Dr. Challen: As I mentioned, we're all acquiring cancer-causing mutations in our bone marrow as we age, but the vast majority of people are going to be just fine. It’s in the very rare fraction of individuals who progress from mutations to leukemia. So, two key developments are critical to our making preventative therapies a reality. First, we need to develop a greater understanding of the specific genes in the particular variants that are involved in developing blood cancer, and second, we need to understand the environmental factors and family histories that might separate an individual from the 99.9% of us where mutations don't matter.
These studies are happening now. We are looking at a retrospective analysis of epidemiological cohorts in patients whose samples have been banked for a number of years – even decades. We are determining which of those patients developed blood cancer. We can then backtrack and analyze what might have happened for each cancer patient that resulted in that person developing leukemia, for example. We can use that information to answer questions about which patients within the general population may be more at risk of developing blood cancers.

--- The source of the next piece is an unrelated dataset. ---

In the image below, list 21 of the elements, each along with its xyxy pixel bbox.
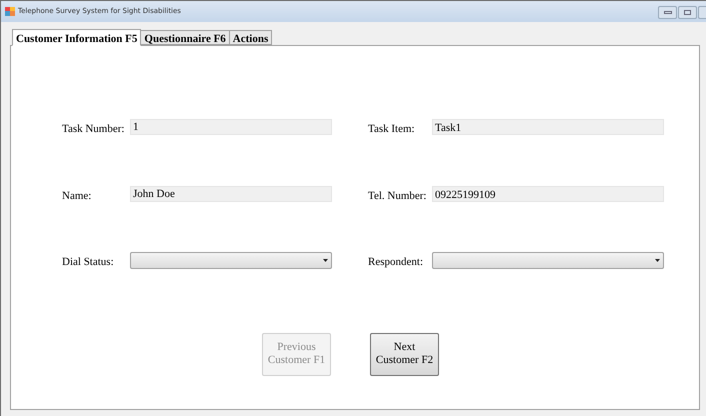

A number of researchers are looking for answers to these questions. Scandinavian countries have done a great job of cataloging large cohorts of individuals whom they follow over time. Large databases offering patient information are coming online now, like the UK Biobank. I feel that over the next five to 10 years, this part of our knowledge base will be more complete. We will have surveyed enough people across the globe in the general population to say with a fair degree of accuracy that this person will have say a 90% chance of developing leukemia over the next five years based on his or her mutational history.

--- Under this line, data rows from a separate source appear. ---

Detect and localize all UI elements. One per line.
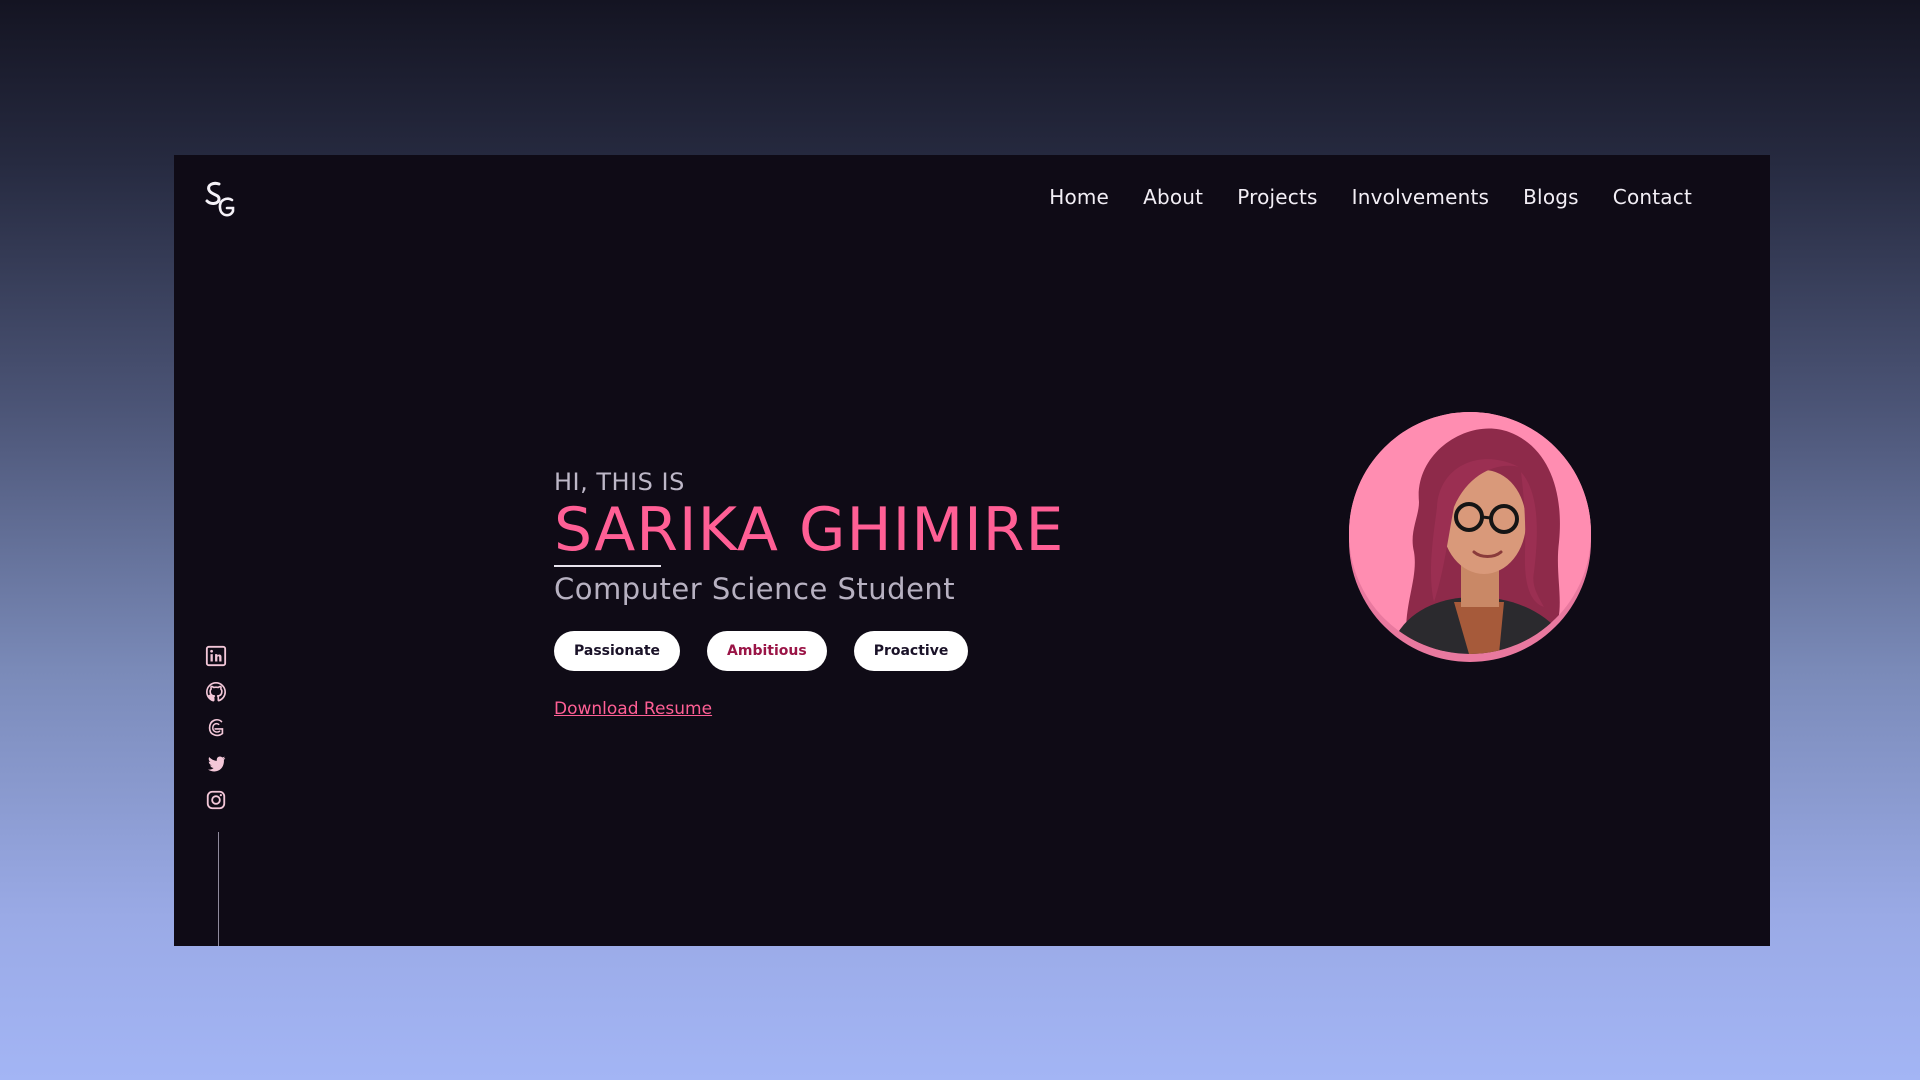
main-nav: Home About Projects Involvements Blogs C… [1049, 185, 1692, 209]
instagram-icon[interactable] [205, 789, 227, 811]
avatar [1349, 412, 1591, 654]
nav-involvements[interactable]: Involvements [1352, 185, 1489, 209]
trait-tags: Passionate Ambitious Proactive [554, 630, 1254, 671]
download-resume-link[interactable]: Download Resume [554, 699, 712, 719]
hero-name: SARIKA GHIMIRE [554, 495, 1065, 565]
nav-projects[interactable]: Projects [1237, 185, 1317, 209]
nav-home[interactable]: Home [1049, 185, 1109, 209]
tag-ambitious[interactable]: Ambitious [707, 630, 827, 671]
name-underline [554, 565, 661, 567]
github-icon[interactable] [205, 681, 227, 703]
hero-greeting: HI, THIS IS [554, 468, 685, 496]
social-links [205, 645, 227, 811]
sg-monogram-icon [205, 181, 235, 217]
tag-passionate[interactable]: Passionate [554, 630, 681, 671]
logo[interactable] [203, 180, 237, 222]
portfolio-window: Home About Projects Involvements Blogs C… [174, 155, 1770, 946]
hero-role: Computer Science Student [554, 572, 956, 606]
nav-contact[interactable]: Contact [1613, 185, 1692, 209]
linkedin-icon[interactable] [205, 645, 227, 667]
portrait-illustration [1349, 412, 1591, 654]
nav-about[interactable]: About [1143, 185, 1203, 209]
avatar-container [1349, 400, 1599, 670]
tag-proactive[interactable]: Proactive [853, 630, 969, 671]
nav-blogs[interactable]: Blogs [1523, 185, 1579, 209]
twitter-icon[interactable] [205, 753, 227, 775]
medium-icon[interactable] [205, 717, 227, 739]
social-divider-line [218, 832, 219, 946]
hero-section: HI, THIS IS SARIKA GHIMIRE Computer Scie… [554, 470, 1254, 719]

What should we do to address the risk? That is really where the laboratory-based studies help us because we use the molecular tools developed in the lab to understand how these mutations change the fundamental properties of the stem cells and lead us to a way that we can target them.

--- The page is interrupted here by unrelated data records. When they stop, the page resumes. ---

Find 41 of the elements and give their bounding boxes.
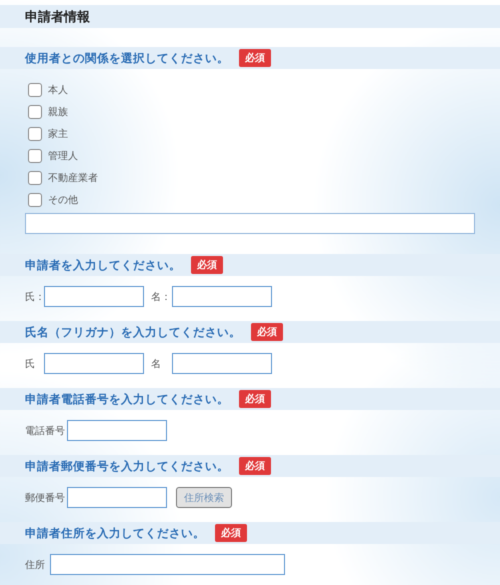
checkbox[interactable] — [28, 127, 42, 141]
input-field[interactable] — [50, 554, 285, 575]
option-label: 親族 — [48, 106, 68, 119]
field-label: 電話番号 — [25, 424, 66, 438]
input-field[interactable] — [67, 420, 167, 441]
checkbox[interactable] — [28, 149, 42, 163]
question-text: 申請者電話番号を入力してください。 — [25, 392, 229, 406]
checkbox[interactable] — [28, 83, 42, 97]
other-text-field[interactable] — [25, 213, 475, 234]
required-badge: 必須 — [239, 457, 271, 475]
question-text: 使用者との関係を選択してください。 — [25, 50, 229, 66]
input-field[interactable] — [44, 286, 144, 307]
question-text: 申請者郵便番号を入力してください。 — [25, 458, 229, 474]
required-badge: 必須 — [215, 524, 247, 542]
option-label: 本人 — [48, 84, 68, 97]
input-field[interactable] — [67, 487, 167, 508]
field-label: 氏 — [25, 358, 36, 370]
question-text: 申請者住所を入力してください。 — [25, 526, 205, 540]
option-label: 家主 — [48, 128, 68, 141]
input-field[interactable] — [172, 286, 272, 307]
field-label: 名： — [151, 290, 172, 304]
input-field[interactable] — [44, 353, 144, 374]
field-label: 名 — [151, 358, 162, 370]
input-field[interactable] — [172, 353, 272, 374]
question-text: 申請者を入力してください。 — [25, 258, 181, 272]
field-label: 住所 — [25, 558, 46, 572]
option-label: 管理人 — [48, 150, 78, 163]
option-label: 不動産業者 — [48, 172, 98, 185]
checkbox[interactable] — [28, 193, 42, 207]
address-search-button[interactable]: 住所検索 — [176, 487, 232, 508]
required-badge: 必須 — [239, 390, 271, 408]
required-badge: 必須 — [239, 49, 271, 67]
required-badge: 必須 — [191, 256, 223, 274]
page-title: 申請者情報 — [25, 8, 90, 26]
required-badge: 必須 — [251, 323, 283, 341]
checkbox[interactable] — [28, 105, 42, 119]
option-label: その他 — [48, 194, 78, 207]
field-label: 郵便番号 — [25, 492, 66, 504]
question-text: 氏名（フリガナ）を入力してください。 — [25, 324, 241, 340]
field-label: 氏： — [25, 290, 44, 304]
checkbox[interactable] — [28, 171, 42, 185]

So in our lab, we use a combination of cell lines from mice that we genetically engineered to carry the human mutations and primary human patient samples to run a lot of different screens and diagnostic tests. We can use these to run multiple different screens and diagnostic tests to try and figure out what sensitivities these mutations might carry for the cells that are not also carried by the normal cells in our bone marrow. The goal is to identify non-cytotoxic therapies that we could use to treat people by weeding out their mutant stem cells and reducing their lifetime risk of developing leukemia.